We should learn languages because language is the only thing worth knowing even poorly.
Yet AI literacy alone is not enough. One of the main hurdles is navigating today’s overwhelming abundance of linguistic resources—a striking reversal from the scarcity of the 1960s, when languages like Albanian, Basque, Hungarian, or Turkish were barely accessible outside their borders. Today, DeepL or Google Translate will switch you to Swahili, Xhosa, or Zulu in seconds. But even for the major languages of the world, which Nicolas Ostler (op. cit.) called the “Big Beasts,” it has become excruciatingly hard to make heads or tails of the profusion of educational tools—AI-powered or otherwise—at your disposal in the classroom or on your own. In such a maze, knowing how to learn with AI, rather than simply outsourcing learning to AI, becomes essential.5
And there is a deeper danger still: the belief that languages are interchangeable, and that a lingua franca—whether today’s English or some future Universal Translator—will simply do the trick. This is precisely what Mandela understood when he said: “If you talk to a man in a language he understands, that goes to his head. If you talk to him in his language, that goes to his heart.” In an era of powerful machine translation, that distinction matters more than ever—and it should be the fundamental tenet of any serious approach to AI literacy in language education, in Europe and beyond.
References
1. Lomb, K. (2008), Polyglot. How I Learn Languages (translated from the Hungarian by Ádám Szegi and Kornelia DeKorne), Berkeley, Kyoto, TESL-EJ, p. 37 (originally published in 1995). Kató Lomb ended up knowing 28 languages.

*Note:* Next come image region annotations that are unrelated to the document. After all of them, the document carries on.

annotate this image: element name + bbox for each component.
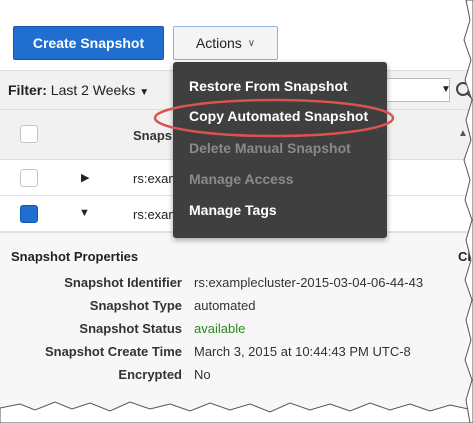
caret-down-icon[interactable]: ▼ <box>139 87 149 98</box>
select-all-checkbox[interactable] <box>20 125 38 143</box>
filter-label: Filter: <box>8 82 47 98</box>
detail-value: automated <box>194 298 256 313</box>
actions-label: Actions <box>195 35 242 51</box>
detail-value: No <box>194 367 211 382</box>
highlight-oval <box>153 98 395 138</box>
detail-row: Snapshot Status available <box>0 321 473 341</box>
detail-key: Snapshot Create Time <box>44 344 182 359</box>
detail-row: Encrypted No <box>0 367 473 387</box>
row-checkbox[interactable] <box>20 169 38 187</box>
triangle-down-icon[interactable]: ▼ <box>79 207 90 219</box>
menu-item-delete-manual-snapshot: Delete Manual Snapshot <box>189 140 351 156</box>
details-title-right: Cl <box>458 249 471 264</box>
detail-key: Snapshot Identifier <box>64 275 182 290</box>
detail-value: rs:examplecluster-2015-03-04-06-44-43 <box>194 275 424 290</box>
detail-row: Snapshot Type automated <box>0 298 473 318</box>
detail-key: Snapshot Type <box>89 298 182 313</box>
detail-value: March 3, 2015 at 10:44:43 PM UTC-8 <box>194 344 411 359</box>
create-snapshot-button[interactable]: Create Snapshot <box>13 26 164 60</box>
menu-item-manage-tags[interactable]: Manage Tags <box>189 202 277 218</box>
row-checkbox[interactable] <box>20 205 38 223</box>
filter-control[interactable]: Filter: Last 2 Weeks ▼ <box>8 82 149 98</box>
detail-row: Snapshot Identifier rs:examplecluster-20… <box>0 275 473 295</box>
chevron-down-icon: ∨ <box>247 37 256 49</box>
filter-value[interactable]: Last 2 Weeks <box>51 82 136 98</box>
detail-row: Snapshot Create Time March 3, 2015 at 10… <box>0 344 473 364</box>
detail-key: Snapshot Status <box>79 321 182 336</box>
menu-item-restore-from-snapshot[interactable]: Restore From Snapshot <box>189 78 348 94</box>
actions-menu: Restore From Snapshot Copy Automated Sna… <box>173 62 387 238</box>
status-badge: available <box>194 321 246 336</box>
search-icon[interactable] <box>454 78 473 102</box>
triangle-right-icon[interactable]: ▶ <box>81 171 89 184</box>
details-title: Snapshot Properties <box>11 249 139 264</box>
actions-button[interactable]: Actions ∨ <box>173 26 278 60</box>
detail-key: Encrypted <box>118 367 182 382</box>
caret-down-icon[interactable]: ▼ <box>441 84 451 95</box>
sort-icon[interactable]: ▲ <box>458 128 468 139</box>
menu-item-manage-access: Manage Access <box>189 171 294 187</box>
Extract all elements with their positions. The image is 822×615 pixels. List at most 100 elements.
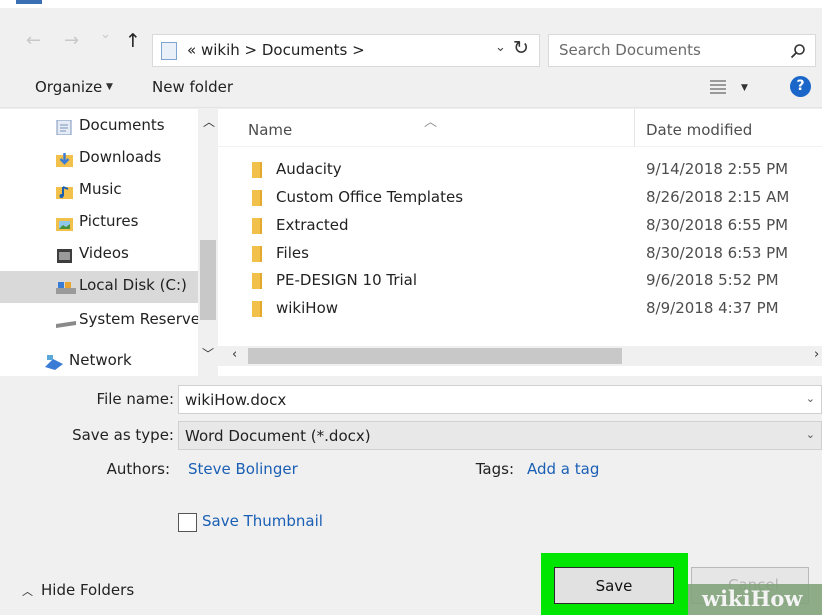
navigation-pane: Documents Downloads Music Pictures Video… [0, 109, 218, 376]
scroll-left-chevron-icon[interactable]: ‹ [232, 347, 237, 362]
chevron-down-icon[interactable]: ⌄ [806, 428, 815, 441]
nav-item-music[interactable]: Music [0, 175, 198, 207]
scroll-up-chevron-icon[interactable]: ︿ [203, 113, 215, 130]
file-date: 8/9/2018 4:37 PM [646, 299, 779, 317]
file-name: Audacity [276, 160, 342, 178]
nav-item-label: Videos [79, 244, 129, 262]
file-date: 8/30/2018 6:55 PM [646, 216, 789, 234]
save-as-type-label: Save as type: [72, 426, 174, 444]
table-row[interactable]: Audacity 9/14/2018 2:55 PM [218, 156, 822, 184]
column-header-date-modified[interactable]: Date modified [646, 121, 752, 139]
tags-label: Tags: [475, 460, 514, 478]
nav-item-label: Documents [79, 116, 165, 134]
window-top-edge [0, 0, 822, 8]
file-date: 8/30/2018 6:53 PM [646, 244, 789, 262]
column-header: ︿ Name Date modified [218, 109, 822, 147]
chevron-down-icon[interactable]: ⌄ [806, 392, 815, 405]
column-header-name[interactable]: Name [248, 121, 292, 139]
nav-item-label: Downloads [79, 148, 162, 166]
help-button[interactable]: ? [790, 76, 811, 97]
file-list: ︿ Name Date modified Audacity 9/14/2018 … [218, 109, 822, 376]
folder-icon [252, 273, 262, 289]
organize-menu[interactable]: Organize [35, 78, 102, 96]
window-icon-fragment [16, 0, 42, 4]
nav-item-label: Pictures [79, 212, 139, 230]
file-name: Custom Office Templates [276, 188, 464, 206]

2. Jaspers, K. (1949), Vom Ursprung und Ziel der Geschichte, Zürich, Artemis, p. 161: “Das jedenfalls ist offenbar: Technik ist nur Mittel, an sich weder gut noch böse. […] Die Technik ist unabhängig von dem, was mit ihr zu machen ist, als selbstständiges Wesen eine leere Macht, ein schließlich lähmender Triumph des Mittels über den Zweck.” (our translation).
3. European Union (2024), Artificial Intelligence Act, Article 4. https://artificialintelligenceact.eu/article/4/ 4. Unicef (2025), Guidance on AI and Children. Updated guidance for governments and businesses to create AI policies and systems that uphold children’s rights.
5. Abdulnour, R.-E.E., Gin, B., Boscardin, C.K (2025), “Educational Strategies for Clinical Supervision of Artificial Intelligence Use”, Maltham, MA (USA), New England Journal of Medicine, Nov. 12, 2025, 393:786-797.